EUROPEAN MULTINATIONALS LOOKING TO ‘FRIEND-SHORE’ PRODUCTION: More than 40% of multinational companies in Europe are planning to shift production away from China and pursue a “friend-shoring” strategy in more politically friendly nations, according to a new survey published yesterday by the European Central Bank.

The report suggests a major shift in global trade in the coming years, as European countries look to build out supply chains for clean energy and EV batteries in more welcoming locations.

In fact, 42% of firms surveyed told the ECB they are hoping to friend-shore operations—a sharp uptick from five years ago, when just 11% said they were pursuing such a strategy. Among the report’s key takeaways:

It’s a trend driven by rising global instability: Companies primarily cited elevated geopolitical risk as the reason for their desire to relocate operations, including Russia’s invasion in Ukraine, rising U.S.-China tensions, and Israel’s war with Hamas.

Re-working supply chains is difficult and will take time: ECB said that these shifts “may take time to unfold, given the challenges and costs involved in modifying business models, supply chains and contracts,” especially when it comes to EV batteries and other materials.

And it’s not without financial risk: The IMF warned earlier this year that “friendshoring” poses a risk to growth and financial stability and could cut global economic output by 2%. Read the report in full here.

KINDER MORGAN TO BUY NEXT ERA TEXAS PIPELINES: U.S. pipeline operator Kinder Morgan said it will buy NextEra Energy’s South Texas gas pipelines for $1.82 billion, acquiring a total of seven pipelines with a combined transport capacity of 4.9 billion cubic feet per day.

The lines are part of STX Midstream, and provide natural gas to Mexico and parts of South Texas, Reuters reports.

New pipelines in the U.S. continue to face ongoing permitting problems and delays, making already operational projects more desirable to purchase. Kinder Morgan said the deal is slated to close early next year.

KING’S SPEECH FEATURES OIL AND GAS: King Charles III appeared before members of parliament today to deliver the first King’s Speech in more than seven decades and outline the legislative agenda that members will pursue in the upcoming session.

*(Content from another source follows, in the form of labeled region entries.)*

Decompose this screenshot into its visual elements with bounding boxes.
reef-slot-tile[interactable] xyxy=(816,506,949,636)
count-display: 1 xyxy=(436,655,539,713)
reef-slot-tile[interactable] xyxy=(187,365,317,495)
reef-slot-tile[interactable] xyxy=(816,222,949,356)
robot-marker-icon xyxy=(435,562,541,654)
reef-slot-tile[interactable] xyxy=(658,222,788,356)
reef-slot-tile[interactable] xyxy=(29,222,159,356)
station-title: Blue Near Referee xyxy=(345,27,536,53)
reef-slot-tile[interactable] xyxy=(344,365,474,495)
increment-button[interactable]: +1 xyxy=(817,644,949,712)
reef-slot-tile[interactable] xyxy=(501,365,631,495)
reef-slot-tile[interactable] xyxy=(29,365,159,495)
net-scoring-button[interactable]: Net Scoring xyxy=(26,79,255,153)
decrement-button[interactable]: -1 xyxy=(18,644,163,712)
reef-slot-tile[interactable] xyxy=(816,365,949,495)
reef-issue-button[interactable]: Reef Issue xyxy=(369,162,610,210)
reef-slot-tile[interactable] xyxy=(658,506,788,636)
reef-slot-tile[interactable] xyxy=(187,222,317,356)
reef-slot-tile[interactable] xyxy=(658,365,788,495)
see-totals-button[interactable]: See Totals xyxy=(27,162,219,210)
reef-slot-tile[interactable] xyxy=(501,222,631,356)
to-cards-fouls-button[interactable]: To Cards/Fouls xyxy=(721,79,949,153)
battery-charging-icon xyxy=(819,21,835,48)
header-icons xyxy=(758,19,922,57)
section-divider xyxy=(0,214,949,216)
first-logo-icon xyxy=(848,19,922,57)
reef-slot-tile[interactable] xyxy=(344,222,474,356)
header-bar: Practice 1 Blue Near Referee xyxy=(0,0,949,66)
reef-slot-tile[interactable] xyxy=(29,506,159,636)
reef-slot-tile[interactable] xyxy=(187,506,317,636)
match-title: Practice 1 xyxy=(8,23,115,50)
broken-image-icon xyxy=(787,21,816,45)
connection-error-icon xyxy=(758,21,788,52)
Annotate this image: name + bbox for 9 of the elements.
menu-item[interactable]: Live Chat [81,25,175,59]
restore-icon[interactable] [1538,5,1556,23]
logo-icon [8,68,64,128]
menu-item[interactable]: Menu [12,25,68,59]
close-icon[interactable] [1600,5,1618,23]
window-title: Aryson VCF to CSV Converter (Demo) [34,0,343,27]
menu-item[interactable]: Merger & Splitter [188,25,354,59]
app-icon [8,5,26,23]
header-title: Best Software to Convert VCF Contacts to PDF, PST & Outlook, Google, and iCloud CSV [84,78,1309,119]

In total, Charles presented 21 bills and draft bills to mark the opening of the parliamentary session—which is the final before the United Kingdom’s next election. Among the most controversial measures presented was the Offshore Petroleum Licensing Bill, which will offer up annual licensing rounds for oil and gas projects in the North Sea in a politically divisive effort to reduce Britain’s reliance on imported fossil fuels.

The legislation will “[help] reduce reliance on volatile international energy markets and hostile foreign regimes,” Charles, a lifelong environmentalist, said during the prepared remarks.

To help assuage concerns from environmental groups, Prime Minister Rishi Sunak, whose Conservative government drafted the bill, has said a “key test” for drilling will be the carbon emissions from any production of UK gas, which must be lower than that of imported LNG.

Still, some in the UK’s Labour party have dismissed that test as a “gimmick,” and described the test as “impossible to fail,” according to reports from the Financial Times.